Since then, the dealmaking has dwindled and so has WorldCom's earnings growth. In April, the company said it was eliminating 3,700 jobs in the United States, or about 4.4 percent of its global work force, to better align costs with projected revenue this year.
"Business conditions remain as challenging as ever, but it seems as if Bernie had been sort of a lightning rod in terms of drawing attention," said David Burks, an analyst with J.J.B. Hilliard, W.L. Lyons in Louisville, Ky. "Maybe his departure lessens some of the negative publicity surrounding the company."
Mr. Sidgmore has served as vice chairman since 1996 and as the company's chief operations officer from December 1996 to September 1998. He previously ran the company's Internet business.
Mr. Burns said Mr. Sidgmore would work out of the Washington area, but the company's headquarters would remain in Clinton, a small college town about 10 miles west of Jackson.

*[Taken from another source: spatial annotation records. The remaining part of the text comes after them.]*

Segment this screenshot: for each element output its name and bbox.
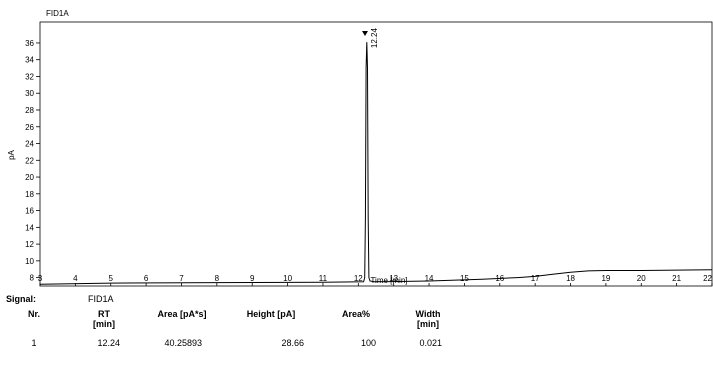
y-tick-label: 26 xyxy=(25,123,34,132)
x-tick-label: 19 xyxy=(601,274,610,283)
header-area-label: Area [pA*s] xyxy=(157,309,207,319)
x-tick-label: 8 xyxy=(215,274,220,283)
y-tick-label: 12 xyxy=(25,240,34,249)
y-tick-label: 22 xyxy=(25,156,34,165)
results-table: Signal: FID1A Nr. RT [min] Area [pA*s] H… xyxy=(0,290,713,376)
y-tick-label: 8 xyxy=(30,274,35,283)
row-1-nr: 1 xyxy=(31,338,37,348)
y-tick-label: 18 xyxy=(25,190,34,199)
x-tick-label: 21 xyxy=(672,274,681,283)
x-tick-label: 15 xyxy=(460,274,469,283)
header-width-unit: [min] xyxy=(417,319,439,329)
x-tick-label: 3 xyxy=(38,274,43,283)
y-axis-label: pA xyxy=(7,149,16,159)
y-axis: 8 10 12 14 16 18 20 22 24 26 28 30 32 34 36 xyxy=(25,39,40,283)
x-tick-label: 22 xyxy=(703,274,712,283)
x-tick-label: 6 xyxy=(144,274,149,283)
peak-annotation: 12.24 xyxy=(362,28,379,49)
x-tick-label: 18 xyxy=(566,274,575,283)
header-area: Area [pA*s] xyxy=(142,309,222,319)
x-tick-label: 7 xyxy=(179,274,184,283)
chart-title: FID1A xyxy=(46,9,69,18)
y-tick-label: 20 xyxy=(25,173,34,182)
plot-frame xyxy=(39,21,713,287)
header-height-label: Height [pA] xyxy=(246,309,296,319)
header-nr: Nr. xyxy=(24,309,44,319)
row-1-height: 28.66 xyxy=(281,338,304,348)
peak-label: 12.24 xyxy=(370,28,379,49)
header-rt-unit: [min] xyxy=(93,319,115,329)
y-tick-label: 10 xyxy=(25,257,34,266)
x-tick-label: 14 xyxy=(425,274,434,283)
y-tick-label: 14 xyxy=(25,223,34,232)
signal-trace xyxy=(39,42,713,285)
header-rt-label: RT xyxy=(98,309,110,319)
x-tick-label: 10 xyxy=(283,274,292,283)
header-width-label: Width xyxy=(415,309,441,319)
header-area-pct: Area% xyxy=(336,309,376,319)
x-tick-label: 17 xyxy=(531,274,540,283)
y-tick-label: 28 xyxy=(25,106,34,115)
header-area-pct-label: Area% xyxy=(341,309,370,319)
header-width: Width [min] xyxy=(408,309,448,329)
row-1-area: 40.25893 xyxy=(164,338,202,348)
x-tick-label: 9 xyxy=(250,274,255,283)
x-tick-label: 5 xyxy=(109,274,114,283)
header-nr-label: Nr. xyxy=(27,309,40,319)
y-tick-label: 32 xyxy=(25,72,34,81)
x-tick-label: 11 xyxy=(319,274,328,283)
x-tick-label: 4 xyxy=(73,274,78,283)
y-tick-label: 24 xyxy=(25,140,34,149)
row-1-width: 0.021 xyxy=(419,338,442,348)
signal-label: Signal: xyxy=(6,294,37,304)
row-1-rt: 12.24 xyxy=(97,338,120,348)
header-rt: RT [min] xyxy=(86,309,122,329)
y-tick-label: 36 xyxy=(25,39,34,48)
row-1-area-pct: 100 xyxy=(360,338,376,348)
peak-marker-icon xyxy=(362,31,368,36)
x-axis-label: Time [min] xyxy=(370,276,407,285)
x-tick-label: 20 xyxy=(637,274,646,283)
signal-value: FID1A xyxy=(88,294,114,304)
y-tick-label: 34 xyxy=(25,56,34,65)
x-tick-label: 12 xyxy=(354,274,363,283)
y-tick-label: 30 xyxy=(25,89,34,98)
y-tick-label: 16 xyxy=(25,207,34,216)
x-tick-label: 13 xyxy=(389,274,398,283)
header-height: Height [pA] xyxy=(236,309,306,319)
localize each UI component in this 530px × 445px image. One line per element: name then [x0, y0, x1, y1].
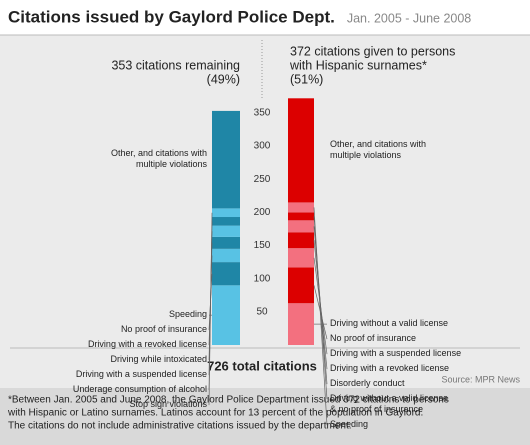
segment-label-line: Driving with a suspended license — [76, 370, 207, 380]
segment-label-line: Underage consumption of alcohol — [73, 385, 207, 395]
bar-segment — [288, 202, 314, 213]
segment-label: Driving with a suspended license — [330, 348, 461, 358]
segment-label-line: multiple violations — [136, 160, 208, 170]
bar-heading: (49%) — [207, 72, 240, 86]
segment-label: No proof of insurance — [121, 325, 207, 335]
segment-label-line: No proof of insurance — [121, 325, 207, 335]
segment-label-line: Driving with a revoked license — [88, 340, 207, 350]
bar-heading: with Hispanic surnames* — [289, 58, 427, 72]
footnote-panel — [0, 388, 530, 445]
footnote: with Hispanic or Latino surnames. Latino… — [7, 408, 423, 419]
bar-heading: 372 citations given to persons — [290, 44, 455, 58]
title-bar — [0, 0, 530, 35]
segment-label-line: Driving with a suspended license — [330, 348, 461, 358]
segment-label-line: Other, and citations with — [111, 149, 207, 159]
segment-label-line: Driving while intoxicated — [110, 355, 207, 365]
bar-segment — [212, 248, 240, 263]
segment-label-line: Stop sign violations — [129, 400, 207, 410]
bar-segment — [212, 262, 240, 286]
segment-label: Driving without a valid license & no proo… — [330, 393, 448, 414]
source: Source: MPR News — [441, 374, 520, 384]
chart-subtitle: Jan. 2005 - June 2008 — [347, 11, 471, 25]
y-tick-label: 150 — [254, 240, 271, 251]
bar-segment — [288, 303, 314, 345]
y-tick-label: 350 — [254, 108, 271, 119]
footnote: The citations do not include administrat… — [8, 421, 352, 432]
bar-segment — [288, 232, 314, 249]
total-label: 726 total citations — [207, 358, 317, 373]
bar-segment — [288, 248, 314, 268]
chart-title: Citations issued by Gaylord Police Dept. — [8, 7, 335, 26]
leader-line — [208, 212, 213, 406]
segment-label: Driving with a revoked license — [330, 363, 449, 373]
segment-label-line: Speeding — [169, 310, 207, 320]
bar-segment — [288, 212, 314, 221]
y-tick-label: 250 — [254, 174, 271, 185]
segment-label: Driving without a valid license — [330, 318, 448, 328]
segment-label: No proof of insurance — [330, 333, 416, 343]
footnote: *Between Jan. 2005 and June 2008, the Ga… — [8, 395, 449, 406]
bar-segment — [212, 110, 240, 209]
segment-label-line: Other, and citations with — [330, 139, 426, 149]
y-tick-label: 300 — [254, 141, 271, 152]
bar-segment — [212, 236, 240, 249]
y-tick-label: 50 — [256, 306, 268, 317]
bar-heading: 353 citations remaining — [111, 58, 240, 72]
bar-heading: (51%) — [290, 72, 323, 86]
segment-label: Driving with a suspended license — [76, 370, 207, 380]
segment-label-line: Driving without a valid license — [330, 318, 448, 328]
bar-segment — [288, 98, 314, 203]
bar-segment — [212, 285, 240, 345]
bar-segment — [288, 220, 314, 233]
bar-segment — [212, 225, 240, 237]
segment-label: Underage consumption of alcohol — [73, 385, 207, 395]
segment-label-line: multiple violations — [330, 150, 402, 160]
segment-label: Stop sign violations — [129, 400, 207, 410]
bar-segment — [288, 267, 314, 304]
segment-label: Driving while intoxicated — [110, 355, 207, 365]
segment-label: Disorderly conduct — [330, 378, 405, 388]
segment-label-line: Driving without a valid license — [330, 393, 448, 403]
segment-label: Speeding — [330, 419, 368, 429]
y-tick-label: 100 — [254, 273, 271, 284]
segment-label-line: Driving with a revoked license — [330, 363, 449, 373]
bar-segment — [212, 208, 240, 218]
leader-line — [313, 207, 328, 426]
segment-label-line: No proof of insurance — [330, 333, 416, 343]
segment-label: Other, and citations with multiple violat… — [330, 139, 426, 160]
segment-label: Driving with a revoked license — [88, 340, 207, 350]
segment-label: Other, and citations with multiple violat… — [111, 149, 208, 170]
bar-segment — [212, 217, 240, 226]
segment-label-line: Speeding — [330, 419, 368, 429]
segment-label-line: Disorderly conduct — [330, 378, 405, 388]
segment-label: Speeding — [169, 310, 207, 320]
segment-label-line: & no proof of insurance — [330, 404, 423, 414]
y-tick-label: 200 — [254, 207, 271, 218]
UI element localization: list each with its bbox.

WorldCom stock, which has lost about 80 percent of its value this year, was up 13 cents, or more than 5 percent, to close at $2.48.
in trading yesterday on the Nasdaq Stock Market, and it gained another 5 cents in extended trading. Those shares track the part of the company that sells data and Internet services to large customers. They traded at a high of $64.50 in June 1999.
Shares of MCI Group, created last year to track long-distance and other consumer services, rose 18 cents to $3.62, also on the Nasdaq.